The study revealed that auditors had convergence views about internal controls as a structure with human agents responsible for its establishment. This was analyzed using Giddens’ Structuration Theory as a lens. Also, the study found out that internal controls were assessed by auditors in order to know whether to increase the workload by way of engaging substantive procedures during the audit or to reduce the workload in terms of testing and review. Finally, the study found out that most of the auditors interviewed placed their reliance upon internal controls based on the components of the COSO framework such as a control environment, risk assessment, control activities and monitoring.

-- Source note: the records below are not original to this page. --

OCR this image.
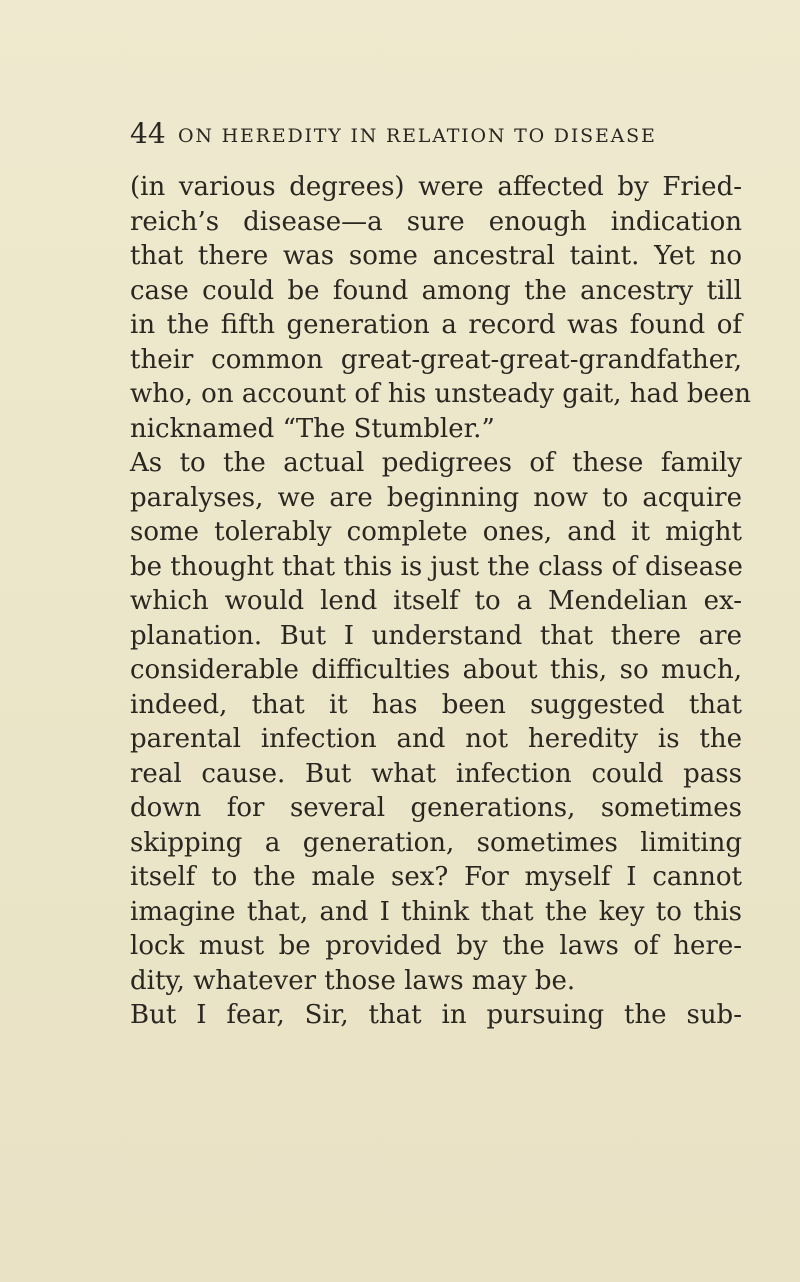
44 ON HEREDITY IN RELATION TO DISEASE
(in various degrees) were affected by Fried-
reich’s disease—a sure enough indication
that there was some ancestral taint. Yet no
case could be found among the ancestry till
in the fifth generation a record was found of
their common great-great-great-grandfather,
who, on account of his unsteady gait, had been
nicknamed “The Stumbler.”
As to the actual pedigrees of these family
paralyses, we are beginning now to acquire
some tolerably complete ones, and it might
be thought that this is just the class of disease
which would lend itself to a Mendelian ex-
planation. But I understand that there are
considerable difficulties about this, so much,
indeed, that it has been suggested that
parental infection and not heredity is the
real cause. But what infection could pass
down for several generations, sometimes
skipping a generation, sometimes limiting
itself to the male sex? For myself I cannot
imagine that, and I think that the key to this
lock must be provided by the laws of here-
dity, whatever those laws may be.
But I fear, Sir, that in pursuing the sub-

In terms of research, this study offers several potential contributions to the understanding of how both internal and external auditors construct their perceptions about internal control systems of public sector organisations particularly, that of Metropolitan, Municipal and District Assemblies (MMDAs) such as Nkwanta South in Ghana. Also, in terms of practice, this study stands to unearth the effectiveness or deficiencies in the internal control systems of some public sector organisations in Ghana. Finally, in terms of policy, the Auditor General can adopt the recommendations of this research and suggest policies and measures that will strengthen internal controls within public sector organisations in Ghana as a whole.

CHAPTER ONE INTRODUCTION

         Background of the study

In the past, successive governments were chastised for failure to demonstrate commitment towards protecting the public purse to ensure state resources in any form are utilized judiciously. The public sector of Ghana is highly characterized by financial irregularities beyond imagination, since December,2009, the nation performed below average according to the Auditors Generals annual report on the procurement and use of public funds so far as accountability is and compliance to ethical practices are concerned (Banyen & Nasamu, 2015). This calls for urgent steps to address the menace as efforts by government and foreign partners failed to yield desired outcome. Lack of transparency, objectivity and accuracy in financial reporting in recent time has called for standardized mechanisms potent enough to address the vulnerability of the financial systems and reporting accounting information to users (Feiveson, 2015). The concept of internal control systems gained much popularity among scholars in finance and corporate governance affairs due to the famous Enron’s case in the United States which was considered one of the biggest financial scandals that took the entire business and financial sector by surprise in 2001 (Ofoegbu, 2014). According to ter Bogt & Tillema, (2015), in order to maintain confidence and trust in state institutions, efforts must be made to enforce the laws governing the establishment of these public organizations with a conscious effort to adequately sanction public officers who contradict. The efforts required are therefore known as internal controls. Sulaiman et. al. (2008) defined internal control —which is the key focus of this study— as “the policies and procedures put in place to ensure the protection of an organization’s assets and the reliability of financial reporting.” Furthermore, Puttick (2008) also asserted that “internal controls as a set of organizational policies

and approved internal processes (internal controls) crafted by management of an organization are intended to ostensibly achieve management’s primary objective of ensuring that the business operates flawlessly.” Therefore, evaluating the presence of internal control systems in any public institution requires an independent assessment and monitoring mechanisms to ensure compliance to accounting standards, safeguarding assets and maintaining an orderly working environment that will encourage performance according policies and ethical values contained in the mission and vision of the organization (Acheampong, 2016). This is normally done by auditors, both internal and external. However, the context of the Public Sector in Ghana presents certain challenges for auditors in terms of the effectiveness of internal controls and the level of reliance which auditors can place on the internal controls.